By Vincent Todaro
Ocean Township — Long time Councilman Christopher Siciliano has been selected to serve as the new deputy mayor.
At its July 1 Reorganization meeting, the Township Council voted Siciliano into the position, where he replaces David Hiers, who left council to pursue a paid fire commissioner job in the township. Hiers said he did not feel it would be proper for him to hold a paid position and serve as a council member.
Sicilano was recently elected to his third consecutive term on council, and said that many residents seek out the deputy mayor when they have a problem.
“In our town, most people go to the council member they know,” he said. “But some folks will go to the deputy mayor if they can’t get to the mayor.”
Siciliano has served on the Planning Board, Environmental Commission, and PTA, in addition to volunteer coaching a number of sports.
“My family’s been here over 50 years,” he said. “My parents were involved on various committees when I was a kid.”
While most towns do not have a deputy mayor, Siciliano said Ocean does in case the mayor is not available for certain responsibilites, such as performing a marriage or running a council meeting.
“There’s no other duty up and above the other council members. It’s just to fill in when the mayor’s not there,” he said.
Siciliano said the meeting agenda is set by the clerk and township mananger.
“But any of us (council members) can pull something if we’re uncomfortable with it, unless it is time sensitive,” he said.
Hiers served for several years as deupty mayor, though Siciliano said he did get to chair a meeting last year when both Larkin and Hiers were out.
Siciliano said he may get more involved in the town’s relationship with Monmouth University, perhaps serving as the town’s liasion to the school.
“Towns with rentals sometimes have some problems,” he said. “We created a committee years ago, and and we keep in touch with Monmouth Univeristy. If we have issues, we identify trouble spots and make it a little more peaceful,” he said.
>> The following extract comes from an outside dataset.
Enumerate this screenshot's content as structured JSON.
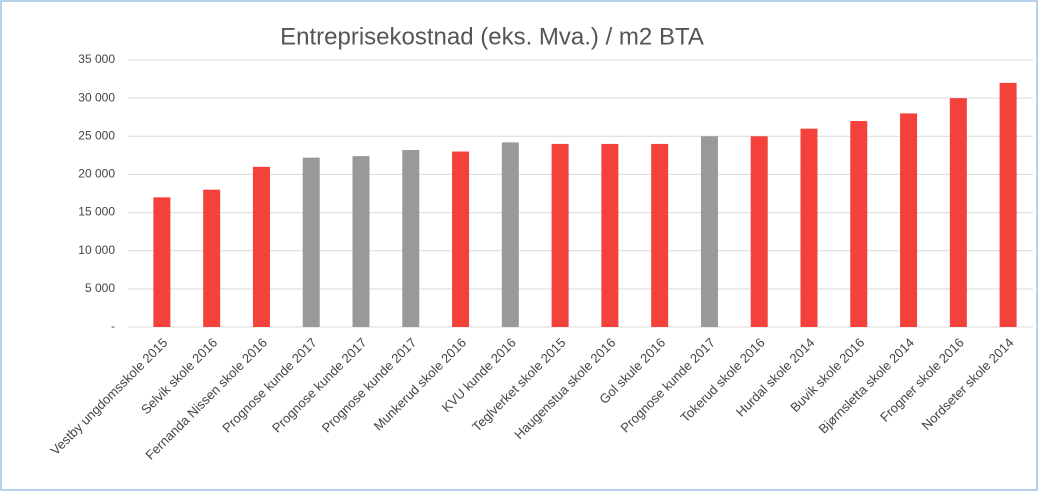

The town has a task force of police officers to specfically watch over the rental areas. In addition, the township adopted ordinances to quell problems such as violence, underage drinking, noise, and littering. He said that has greatly reduced the problems.
The deputy mayor’s term runs four years coinciding with the municipal election.
“You serve as much as much as your schedule allows at this point,” Siciliano said. “There’s always something you can do.”